Ex-joia do São Paulo dá volta por cima após quase desistir do futebol por lesão: ‘Aprendi a viver dentro e fora de campo’
Walce participou de oito jogos na campanha do Retrô à final do Campeonato Pernambucano, contra o Sport
Walce, zagueiro revelado pelo São Paulo, superou uma grave lesão que quase o fez desistir do futebol e atualmente joga pelo Retrô, finalista do Campeonato Pernambucano.
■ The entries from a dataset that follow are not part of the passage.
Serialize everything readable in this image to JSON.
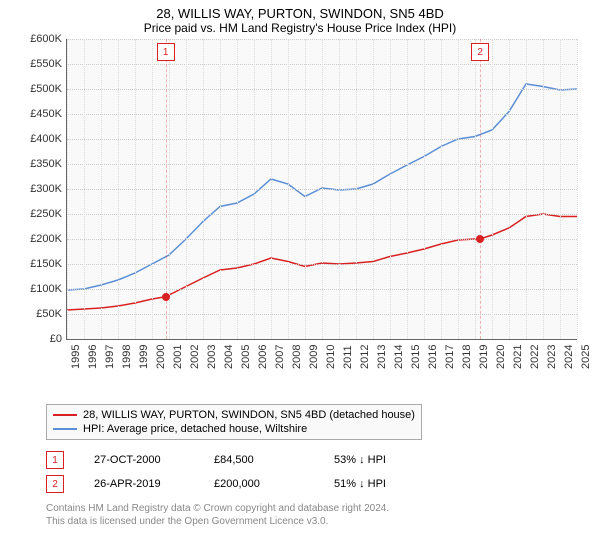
{
  "title": "28, WILLIS WAY, PURTON, SWINDON, SN5 4BD",
  "subtitle": "Price paid vs. HM Land Registry's House Price Index (HPI)",
  "chart": {
    "type": "line",
    "background_color": "#f9f9f9",
    "grid_color": "#dddddd",
    "axis_color": "#666666",
    "ylabel_prefix": "£",
    "ylim": [
      0,
      600000
    ],
    "ytick_step": 50000,
    "yticks": [
      "£0",
      "£50K",
      "£100K",
      "£150K",
      "£200K",
      "£250K",
      "£300K",
      "£350K",
      "£400K",
      "£450K",
      "£500K",
      "£550K",
      "£600K"
    ],
    "xlim": [
      1995,
      2025
    ],
    "xticks": [
      1995,
      1996,
      1997,
      1998,
      1999,
      2000,
      2001,
      2002,
      2003,
      2004,
      2005,
      2006,
      2007,
      2008,
      2009,
      2010,
      2011,
      2012,
      2013,
      2014,
      2015,
      2016,
      2017,
      2018,
      2019,
      2020,
      2021,
      2022,
      2023,
      2024,
      2025
    ],
    "series": [
      {
        "name": "28, WILLIS WAY, PURTON, SWINDON, SN5 4BD (detached house)",
        "color": "#d92121",
        "line_width": 1.5,
        "points": [
          [
            1995,
            58000
          ],
          [
            1996,
            60000
          ],
          [
            1997,
            62000
          ],
          [
            1998,
            66000
          ],
          [
            1999,
            72000
          ],
          [
            2000,
            80000
          ],
          [
            2000.8,
            84500
          ],
          [
            2001,
            88000
          ],
          [
            2002,
            105000
          ],
          [
            2003,
            122000
          ],
          [
            2004,
            138000
          ],
          [
            2005,
            142000
          ],
          [
            2006,
            150000
          ],
          [
            2007,
            162000
          ],
          [
            2008,
            155000
          ],
          [
            2009,
            145000
          ],
          [
            2010,
            152000
          ],
          [
            2011,
            150000
          ],
          [
            2012,
            152000
          ],
          [
            2013,
            155000
          ],
          [
            2014,
            165000
          ],
          [
            2015,
            172000
          ],
          [
            2016,
            180000
          ],
          [
            2017,
            190000
          ],
          [
            2018,
            198000
          ],
          [
            2019,
            200000
          ],
          [
            2019.3,
            200000
          ],
          [
            2020,
            208000
          ],
          [
            2021,
            222000
          ],
          [
            2022,
            245000
          ],
          [
            2023,
            250000
          ],
          [
            2024,
            245000
          ],
          [
            2025,
            245000
          ]
        ]
      },
      {
        "name": "HPI: Average price, detached house, Wiltshire",
        "color": "#5b8fd6",
        "line_width": 1.5,
        "points": [
          [
            1995,
            98000
          ],
          [
            1996,
            100000
          ],
          [
            1997,
            108000
          ],
          [
            1998,
            118000
          ],
          [
            1999,
            132000
          ],
          [
            2000,
            150000
          ],
          [
            2001,
            168000
          ],
          [
            2002,
            200000
          ],
          [
            2003,
            235000
          ],
          [
            2004,
            265000
          ],
          [
            2005,
            272000
          ],
          [
            2006,
            290000
          ],
          [
            2007,
            320000
          ],
          [
            2008,
            310000
          ],
          [
            2009,
            285000
          ],
          [
            2010,
            302000
          ],
          [
            2011,
            298000
          ],
          [
            2012,
            300000
          ],
          [
            2013,
            310000
          ],
          [
            2014,
            330000
          ],
          [
            2015,
            348000
          ],
          [
            2016,
            365000
          ],
          [
            2017,
            385000
          ],
          [
            2018,
            400000
          ],
          [
            2019,
            405000
          ],
          [
            2020,
            418000
          ],
          [
            2021,
            455000
          ],
          [
            2022,
            510000
          ],
          [
            2023,
            505000
          ],
          [
            2024,
            498000
          ],
          [
            2025,
            500000
          ]
        ]
      }
    ],
    "transactions": [
      {
        "n": "1",
        "year": 2000.8,
        "price": 84500,
        "color": "#d92121"
      },
      {
        "n": "2",
        "year": 2019.3,
        "price": 200000,
        "color": "#d92121"
      }
    ]
  },
  "legend": [
    {
      "label": "28, WILLIS WAY, PURTON, SWINDON, SN5 4BD (detached house)",
      "color": "#d92121"
    },
    {
      "label": "HPI: Average price, detached house, Wiltshire",
      "color": "#5b8fd6"
    }
  ],
  "txtable": [
    {
      "n": "1",
      "date": "27-OCT-2000",
      "price": "£84,500",
      "delta": "53% ↓ HPI",
      "color": "#d92121"
    },
    {
      "n": "2",
      "date": "26-APR-2019",
      "price": "£200,000",
      "delta": "51% ↓ HPI",
      "color": "#d92121"
    }
  ],
  "footer_lines": [
    "Contains HM Land Registry data © Crown copyright and database right 2024.",
    "This data is licensed under the Open Government Licence v3.0."
  ]
}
“Estou completamente zerado. Não tem mais nada que me incomode ou atrapalhe”. A frase mostra que Walce deixou no passado a lesão que o afastou dos gramados por quase três temporadas e o fez pensar em desistir do futebol. Uma das principais joias do São Paulo na década, o zagueiro sofreu ruptura do ligamento cruzado anterior do joelho esquerdo em jogo-treino da Seleção Pré-Olímpica, em 2020, e viu o começo de sua carreira virar um pesadelo. Agora, o atleta de 26 anos tira lições do problema e reencontra a alegria em jogar bola com a camisa do Retrô, finalista do Campeonato Pernambucano.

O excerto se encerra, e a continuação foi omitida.